Contact center work within the UK is moving to low-cost locations in Northern England and to other areas such as Scotland and Northern Ireland. While there is still a higher concentration of contact centers in Southern England (the Greater Thames region), this is more of a legacy effect rather than the result of new or recent activity. The new/greenfield activity is largely moving contact center work up north to Liverpool, Leeds, Manchester, and Newcastle-Gateshead in England, Glasgow, Edinburgh, and Kilmarnock in Scotland, and Belfast and Londonderry in Northern Ireland, driven by:

  • Lower operating cost
    • Salary: Locations in Northern England (e.g., Liverpool) offer 5-10 percent savings over established locations in Southern England (e.g., Twickenham), and locations in Scotland and Northern Ireland (e.g., Glasgow and Belfast) offer 10-15 percent savings
    • Real estate cost: Real estate rentals in the northeast (e.g., Newcastle) and northwest (e.g., Liverpool) are 10 percent lower than in the south of England (e.g., Twickenham); and rentals in Northern Ireland are 30-50 percent lower than locations in England
  • Sizeable agent pool: Birmingham and Leeds, for example, have considerable talent pools (40,000-70,000 experienced contact center agents)
  • Lower attrition and unemployment: Established locations (e.g., south of England) have higher contact center attrition and unemployment rates relative to other regions in the UK, thus influencing movement to areas north of England
  • Government incentives: Most less-established locations in the UK offer multiple incentives programs, such as employment and training grants, for contact centers. This makes their value proposition competitive, especially for greenfield operations. For example, Northern Ireland provides a one-time incentive of GBP 3,000-7,000 per job created in this sector

UK Locations leveraged by leading service providers

UK contact center locations

Everest Group believes that while onshore/nearshore delivery of UK contact center services will continue to remain the predominant model over the next three to five years, offshoring will grow faster.
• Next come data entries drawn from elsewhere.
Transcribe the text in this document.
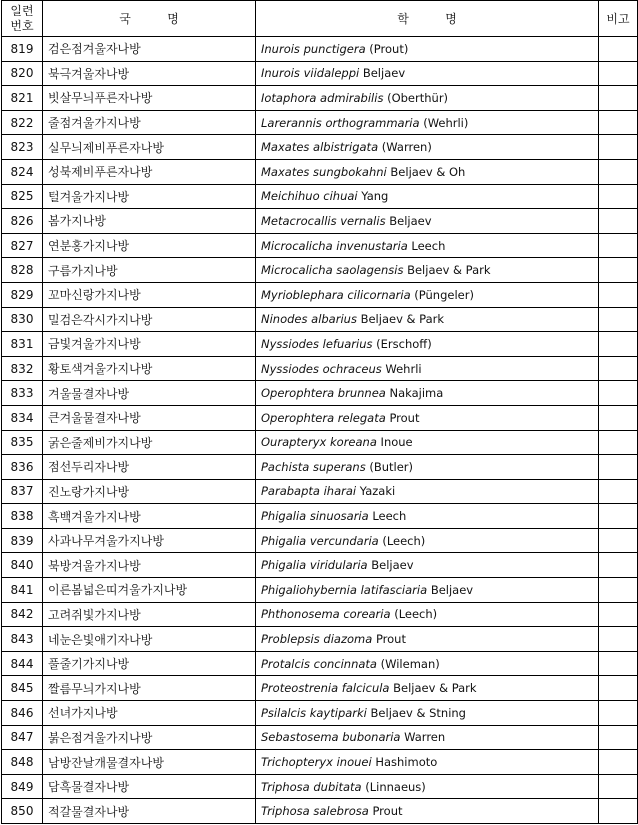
일련
번호	국 명	학 명	비고
819	검은점겨울자나방	Inurois punctigera (Prout)	
820	북극겨울자나방	Inurois viidaleppi Beljaev	
821	빗살무늬푸른자나방	Iotaphora admirabilis (Oberthür)	
822	줄점겨울가지나방	Larerannis orthogrammaria (Wehrli)	
823	실무늬제비푸른자나방	Maxates albistrigata (Warren)	
824	성북제비푸른자나방	Maxates sungbokahni Beljaev & Oh	
825	털겨울가지나방	Meichihuo cihuai Yang	
826	봄가지나방	Metacrocallis vernalis Beljaev	
827	연분홍가지나방	Microcalicha invenustaria Leech	
828	구름가지나방	Microcalicha saolagensis Beljaev & Park	
829	꼬마신랑가지나방	Myrioblephara cilicornaria (Püngeler)	
830	밀검은각시가지나방	Ninodes albarius Beljaev & Park	
831	금빛겨울가지나방	Nyssiodes lefuarius (Erschoff)	
832	황토색겨울가지나방	Nyssiodes ochraceus Wehrli	
833	겨울물결자나방	Operophtera brunnea Nakajima	
834	큰겨울물결자나방	Operophtera relegata Prout	
835	굵은줄제비가지나방	Ourapteryx koreana Inoue	
836	점선두리자나방	Pachista superans (Butler)	
837	진노랑가지나방	Parabapta iharai Yazaki	
838	흑백겨울가지나방	Phigalia sinuosaria Leech	
839	사과나무겨울가지나방	Phigalia vercundaria (Leech)	
840	북방겨울가지나방	Phigalia viridularia Beljaev	
841	이른봄넓은띠겨울가지나방	Phigaliohybernia latifasciaria Beljaev	
842	고려쥐빛가지나방	Phthonosema corearia (Leech)	
843	네눈은빛애기자나방	Problepsis diazoma Prout	
844	풀줄기가지나방	Protalcis concinnata (Wileman)	
845	짤름무늬가지나방	Proteostrenia falcicula Beljaev & Park	
846	선녀가지나방	Psilalcis kaytiparki Beljaev & Stning	
847	붉은점겨울가지나방	Sebastosema bubonaria Warren	
848	남방잔날개물결자나방	Trichopteryx inouei Hashimoto	
849	담흑물결자나방	Triphosa dubitata (Linnaeus)	
850	적갈물결자나방	Triphosa salebrosa Prout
Buyers’ comfort with the offshore model, particularly with alternatives to India, such as South Africa, for voice-based services is likely to increase. Cost pressures are liable to propel buyers to adopt offshoring and other low-cost delivery alternatives, such as less expensive locations within the UK Finally, the market movement toward multi-channel contact center delivery capabilities, resulting in higher usage of web, chat, and e-mail customer support, will further support the growth of offshore delivery.